Cannabis investing or cryptocurrency investing.
There’s a lot of talk about both. Sometimes in harmony. Sometimes as an either/or.
This is more about the latter.
The crew at Green Entrepreneur have a good run down worth a look. Here’s some choice bits:
“A few keys set cannabis apart from cryptocurrency. First, almost immediately we’ve seen established companies enter the marijuana space. 2018 saw Constellation Brands (owner of Molson Coors) partnering with Canopy Growth, and Altria (one of the world’s largest tobacco and cigarette producers and marketers) with Cronos Group. These nods to the cannabis industry from prominent, legitimate companies caused stocks to soar across the board, with the highest jumps going to Canopy and Cronos.”
In the case of cryptocurrency, it’s been a slow process for industry leaders to get on board. Just recently, in February 2019, JP Morgan announced that they would roll out the first U.S. bank-backed cryptocurrency, marking the first time a major company stepped into the space.
Secondly, the cannabis industry has defined products with defined benefits. GW Pharmaceuticals, a U.K.-based pharmaceutical company, produces a number of CBD-based medications, the most famous of which is likely Epidiolex, currently the only cannabis-based medication that can be distributed through standard U.S. channels. Beside the medical benefits, there are also potential markets for cannabis beverages, different concentrates, and a variety of other products.”

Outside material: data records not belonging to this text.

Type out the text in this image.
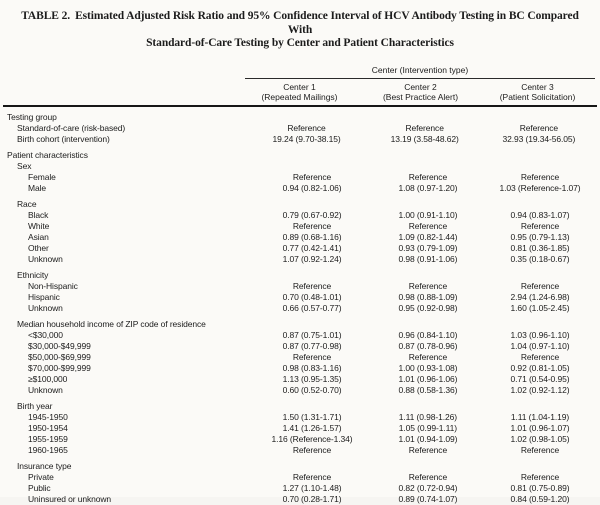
TABLE 2. Estimated Adjusted Risk Ratio and 95% Confidence Interval of HCV Antibody Testing in BC Compared With
Standard-of-Care Testing by Center and Patient Characteristics
Center (Intervention type)
Center 1
(Repeated Mailings)
Center 2
(Best Practice Alert)
Center 3
(Patient Solicitation)
Testing group
Standard-of-care (risk-based)	Reference	Reference	Reference
Birth cohort (intervention)	19.24 (9.70-38.15)	13.19 (3.58-48.62)	32.93 (19.34-56.05)
Patient characteristics
Sex
Female	Reference	Reference	Reference
Male	0.94 (0.82-1.06)	1.08 (0.97-1.20)	1.03 (Reference-1.07)
Race
Black	0.79 (0.67-0.92)	1.00 (0.91-1.10)	0.94 (0.83-1.07)
White	Reference	Reference	Reference
Asian	0.89 (0.68-1.16)	1.09 (0.82-1.44)	0.95 (0.79-1.13)
Other	0.77 (0.42-1.41)	0.93 (0.79-1.09)	0.81 (0.36-1.85)
Unknown	1.07 (0.92-1.24)	0.98 (0.91-1.06)	0.35 (0.18-0.67)
Ethnicity
Non-Hispanic	Reference	Reference	Reference
Hispanic	0.70 (0.48-1.01)	0.98 (0.88-1.09)	2.94 (1.24-6.98)
Unknown	0.66 (0.57-0.77)	0.95 (0.92-0.98)	1.60 (1.05-2.45)
Median household income of ZIP code of residence
<$30,000	0.87 (0.75-1.01)	0.96 (0.84-1.10)	1.03 (0.96-1.10)
$30,000-$49,999	0.87 (0.77-0.98)	0.87 (0.78-0.96)	1.04 (0.97-1.10)
$50,000-$69,999	Reference	Reference	Reference
$70,000-$99,999	0.98 (0.83-1.16)	1.00 (0.93-1.08)	0.92 (0.81-1.05)
≥$100,000	1.13 (0.95-1.35)	1.01 (0.96-1.06)	0.71 (0.54-0.95)
Unknown	0.60 (0.52-0.70)	0.88 (0.58-1.36)	1.02 (0.92-1.12)
Birth year
1945-1950	1.50 (1.31-1.71)	1.11 (0.98-1.26)	1.11 (1.04-1.19)
1950-1954	1.41 (1.26-1.57)	1.05 (0.99-1.11)	1.01 (0.96-1.07)
1955-1959	1.16 (Reference-1.34)	1.01 (0.94-1.09)	1.02 (0.98-1.05)
1960-1965	Reference	Reference	Reference
Insurance type
Private	Reference	Reference	Reference
Public	1.27 (1.10-1.48)	0.82 (0.72-0.94)	0.81 (0.75-0.89)
Uninsured or unknown	0.70 (0.28-1.71)	0.89 (0.74-1.07)	0.84 (0.59-1.20)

Ultimately given the differences in the two products alone, let alone the demonstrable impact on society both as a tool for wellness, social change, economic growth, and overall consumer spending response – cannabis offers a more sustainable investment option. Stocks, as per the article, may not see the same spike that Bitcoin saw in 2017, but “in the long term, especially as legalization spreads, cannabis may prove itself as a smarter five-, 10-, even 20-year investment.”

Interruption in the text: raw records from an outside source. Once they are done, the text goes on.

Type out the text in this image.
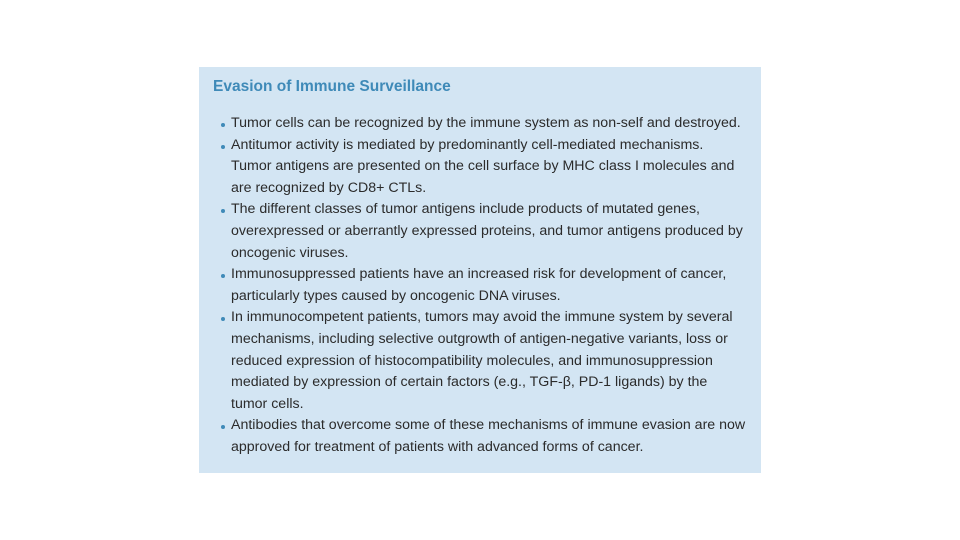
Evasion of Immune Surveillance
Tumor cells can be recognized by the immune system as non-self and destroyed.
Antitumor activity is mediated by predominantly cell-mediated mechanisms. Tumor antigens are presented on the cell surface by MHC class I molecules and are recognized by CD8+ CTLs.
The different classes of tumor antigens include products of mutated genes, overexpressed or aberrantly expressed proteins, and tumor antigens produced by oncogenic viruses.
Immunosuppressed patients have an increased risk for development of cancer, particularly types caused by oncogenic DNA viruses.
In immunocompetent patients, tumors may avoid the immune system by several mechanisms, including selective outgrowth of antigen-negative variants, loss or reduced expression of histocompatibility molecules, and immunosuppression mediated by expression of certain factors (e.g., TGF-β, PD-1 ligands) by the tumor cells.
Antibodies that overcome some of these mechanisms of immune evasion are now approved for treatment of patients with advanced forms of cancer.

PRIVATE CAPITAL IS THE WAY
Cannabis investing power player Steve Deangelo – cannabis investment firm ArcView Group President, and Chairman Emeritus of vertically-integrated cannabis company Harborside, social justice warrior – is no stranger to the value of cannabis as a way of life, as well as an exciting growth industry investment.

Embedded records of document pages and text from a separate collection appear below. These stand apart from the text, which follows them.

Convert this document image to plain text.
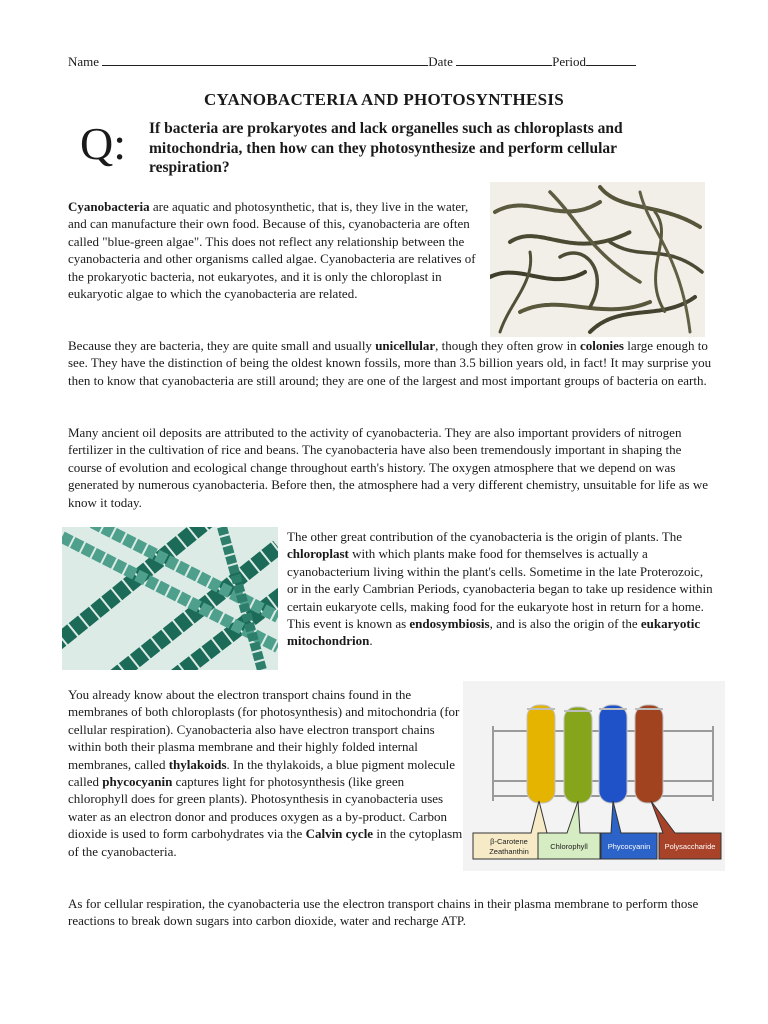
Name	Date	Period
CYANOBACTERIA AND PHOTOSYNTHESIS
Q: If bacteria are prokaryotes and lack organelles such as chloroplasts and mitochondria, then how can they photosynthesize and perform cellular respiration?
Cyanobacteria are aquatic and photosynthetic, that is, they live in the water, and can manufacture their own food. Because of this, cyanobacteria are often called "blue-green algae". This does not reflect any relationship between the cyanobacteria and other organisms called algae. Cyanobacteria are relatives of the prokaryotic bacteria, not eukaryotes, and it is only the chloroplast in eukaryotic algae to which the cyanobacteria are related.
Because they are bacteria, they are quite small and usually unicellular, though they often grow in colonies large enough to see. They have the distinction of being the oldest known fossils, more than 3.5 billion years old, in fact! It may surprise you then to know that cyanobacteria are still around; they are one of the largest and most important groups of bacteria on earth.
Many ancient oil deposits are attributed to the activity of cyanobacteria. They are also important providers of nitrogen fertilizer in the cultivation of rice and beans. The cyanobacteria have also been tremendously important in shaping the course of evolution and ecological change throughout earth's history. The oxygen atmosphere that we depend on was generated by numerous cyanobacteria. Before then, the atmosphere had a very different chemistry, unsuitable for life as we know it today.
The other great contribution of the cyanobacteria is the origin of plants. The chloroplast with which plants make food for themselves is actually a cyanobacterium living within the plant's cells. Sometime in the late Proterozoic, or in the early Cambrian Periods, cyanobacteria began to take up residence within certain eukaryote cells, making food for the eukaryote host in return for a home. This event is known as endosymbiosis, and is also the origin of the eukaryotic mitochondrion.
You already know about the electron transport chains found in the membranes of both chloroplasts (for photosynthesis) and mitochondria (for cellular respiration). Cyanobacteria also have electron transport chains within both their plasma membrane and their highly folded internal membranes, called thylakoids. In the thylakoids, a blue pigment molecule called phycocyanin captures light for photosynthesis (like green chlorophyll does for green plants). Photosynthesis in cyanobacteria uses water as an electron donor and produces oxygen as a by-product. Carbon dioxide is used to form carbohydrates via the Calvin cycle in the cytoplasm of the cyanobacteria.
β-Carotene
Zeathanthin
Chlorophyll	Phycocyanin Polysaccharide
As for cellular respiration, the cyanobacteria use the electron transport chains in their plasma membrane to perform those reactions to break down sugars into carbon dioxide, water and recharge ATP.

Deangelo has noted the market awakening for cannabis really started in 2012, when Colorado and Washington state both legalized adult-use cannabis, which triggered a lot of interest and action small-dollar, high-risk investing largely through venture capital investors. Between 2008 and 2018, VCs made $2 billion in investments into cannabis companies, according to data in the MGO & ELLO Cannabis Private Investment Review.
“Private equity is the next stage of investors seeking opportunities in cannabis. Often better capitalized than venture capital firms, increasing interest from private equity (PE) investors is a sign the perceived risk factor is declining in cannabis. Generally speaking, PE investors are bankers and financiers running large investment funds.
The most successful PE funds are focused on just one sector or even a subsector where they can apply their deep knowledge for outsized investment returns. PE investors, like many VC investors, maybe less well-versed in the dynamics of cannabis, but have the expertise to see how cannabis can create value in a market segment. Many times, PE investors apply more in-depth strategies beyond top-line growth prospects when evaluating their investments.”
With private investment in cannabis on the rise, indicating investor expectations about the road to total legality is creeping closer by the day, as well as the mounting data building as legal states shed a light on the impacts of cannabis legalization, there is a palpable groundswell of interest from private investor capital that could propel cannabis not only into the next growth phase, but become a means for real economic change across the world.